As Lao-Tzu might say, the man had “emptied himself” and thereby found a receptive vessel for the world, allowing the light to enter and fill him, and becoming the God of Small Things.

Living a Life of Play

Play, dabbling, and curiosity are not failures of seriousness. They are the crucibles of original thought. Children learn by play because play loosens the mind from rigid ends; adults who cultivate play renew the imagination’s muscle. Breadth and depth are not enemies. The restless mind that tastes many things often returns with a jewel and then, in a bout of quiet concentration, refines it into art.

Relationships and Expectations

Relationships are the theatre where expectation most quickly becomes pain. We solder conditions onto love – how partners should speak, how affection must be performed, how gratitude should be repaid – and then are astonished when love disappoints. Much of heartbreak is not from the fracture itself but from the collapse of a narrative we had mistaken for truth. To love conditionally is to make the heart a ledger; to love unconditionally is to let it be a generous weather: open, responsive, and unsurprised by change.

Letting go of expectation does not mean permitting harm or refusing boundaries. It means relinquishing the inner demand that others exist to complete our story. It means loving without the ledger, showing up wholly, and finding the fullness of care in the presence of another. When we learn to allow another to be themselves rather than an actor in our private drama, love becomes freer, and paradoxically, deeper. We love not to get, but because loving itself is an unfettered practice.

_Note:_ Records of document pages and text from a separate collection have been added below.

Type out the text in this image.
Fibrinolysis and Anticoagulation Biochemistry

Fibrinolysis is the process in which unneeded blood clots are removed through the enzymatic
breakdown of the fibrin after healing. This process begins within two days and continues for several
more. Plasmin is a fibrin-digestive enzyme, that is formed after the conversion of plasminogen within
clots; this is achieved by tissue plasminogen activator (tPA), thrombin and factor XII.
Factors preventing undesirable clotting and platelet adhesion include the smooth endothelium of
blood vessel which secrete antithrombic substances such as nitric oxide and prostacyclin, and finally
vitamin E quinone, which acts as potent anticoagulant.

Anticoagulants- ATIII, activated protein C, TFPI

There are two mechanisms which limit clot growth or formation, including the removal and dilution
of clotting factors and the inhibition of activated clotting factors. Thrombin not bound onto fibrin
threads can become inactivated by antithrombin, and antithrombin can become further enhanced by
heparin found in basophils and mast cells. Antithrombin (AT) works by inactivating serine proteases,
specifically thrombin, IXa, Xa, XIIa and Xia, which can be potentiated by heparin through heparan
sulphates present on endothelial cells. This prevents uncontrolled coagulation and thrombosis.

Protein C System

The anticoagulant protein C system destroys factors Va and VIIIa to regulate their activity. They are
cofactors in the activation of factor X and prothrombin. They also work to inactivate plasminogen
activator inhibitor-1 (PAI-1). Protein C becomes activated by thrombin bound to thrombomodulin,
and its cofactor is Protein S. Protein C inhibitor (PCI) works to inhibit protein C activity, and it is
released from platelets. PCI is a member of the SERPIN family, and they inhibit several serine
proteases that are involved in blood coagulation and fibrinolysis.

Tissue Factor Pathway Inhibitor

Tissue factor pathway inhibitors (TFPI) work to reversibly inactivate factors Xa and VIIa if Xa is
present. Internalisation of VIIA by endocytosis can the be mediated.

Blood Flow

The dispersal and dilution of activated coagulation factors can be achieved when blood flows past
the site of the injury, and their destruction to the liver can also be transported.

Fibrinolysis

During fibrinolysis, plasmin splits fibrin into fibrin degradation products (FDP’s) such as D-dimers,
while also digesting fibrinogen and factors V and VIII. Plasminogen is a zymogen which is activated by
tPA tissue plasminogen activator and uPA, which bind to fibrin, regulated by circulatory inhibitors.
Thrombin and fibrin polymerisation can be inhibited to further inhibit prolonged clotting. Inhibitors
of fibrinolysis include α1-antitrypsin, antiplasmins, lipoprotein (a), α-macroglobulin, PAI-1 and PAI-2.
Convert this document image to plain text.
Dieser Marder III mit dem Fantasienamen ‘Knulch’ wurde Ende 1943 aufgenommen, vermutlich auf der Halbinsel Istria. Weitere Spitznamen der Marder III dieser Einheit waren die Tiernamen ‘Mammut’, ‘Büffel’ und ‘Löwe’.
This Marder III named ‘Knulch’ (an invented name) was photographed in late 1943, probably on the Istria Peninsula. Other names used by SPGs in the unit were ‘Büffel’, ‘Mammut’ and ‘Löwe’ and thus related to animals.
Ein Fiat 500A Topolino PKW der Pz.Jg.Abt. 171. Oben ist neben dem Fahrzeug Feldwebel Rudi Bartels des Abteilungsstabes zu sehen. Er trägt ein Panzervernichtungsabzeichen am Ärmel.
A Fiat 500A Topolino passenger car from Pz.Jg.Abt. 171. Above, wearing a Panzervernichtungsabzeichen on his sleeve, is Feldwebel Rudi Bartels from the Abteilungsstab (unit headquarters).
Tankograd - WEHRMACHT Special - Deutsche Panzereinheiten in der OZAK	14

Zen: Freedom from Expectation, Living in Play

The spiritual traditions echo in chorus. Zen offers a domestic wisdom: “Before enlightenment, chop wood, carry water; after enlightenment, chop wood, carry water.” Beauty and mystery persist in the ordinary task. The Tao teaches harmony with the unnamed flow; the Buddha points to freedom from craving; Jung to the luminous result of meeting one’s shadow. Eckhart Tolle pulls it together simply: “Wherever you are, be there totally.” The practice is small, available, and continuous.

The Transformation of Suffering

Suffering, then, becomes a teacher rather than a sentence. Rain falls on leaves and the droplets roll off. Hardship strips the brittle layers of identity, the practiced façades and performances we mistake as our selves. But we are not what we think we are: we are simply the awareness that we are.

Growth of Egoic Awareness

As our awareness of ego grows and deepens, we become less reactive to the slights that once felled us. We discover a capacity to receive sorrow and joy with equal hospitality – not because we are made of stone, but because we have learned how to stand with what is, without the compulsion to make value-judgements of good or bad, to narrate our lives into triumphs and catastrophes.

Letting go in this manner is not a retreat from the world of achievement. Disciplined practice, deliberate projects, and the beauty of ambition remain legitimate human acts. But they are best pursued when they are fruits of inner alignment rather than prescriptions for self-worth. Let goals be notes in a song rather than the whole composition. Strive, yes – then sit still and listen to what the striving taught you.

The Great Intelligence

In the end, perhaps the greatest art is to be present to the miracle of being: to feel the small breath, to watch sunlight bruise the rim of a cup, to answer a friend with full attention, to allow grief its time, to offer kindness without calculation. There is a wild and tender intelligence in such moments – an intelligence older than our plans and kinder than our anxieties. To live this way is not to renounce action but to reorient it: actions born of presence carry a different light.

So tend your inner garden with patience; play often, as if discovery were the only task; let expectation dissolve like morning mist. Tenderly compose music from your experiences, each experience and moment a note. Sit still to hear the voice of your own soul and embrace the mystery of being.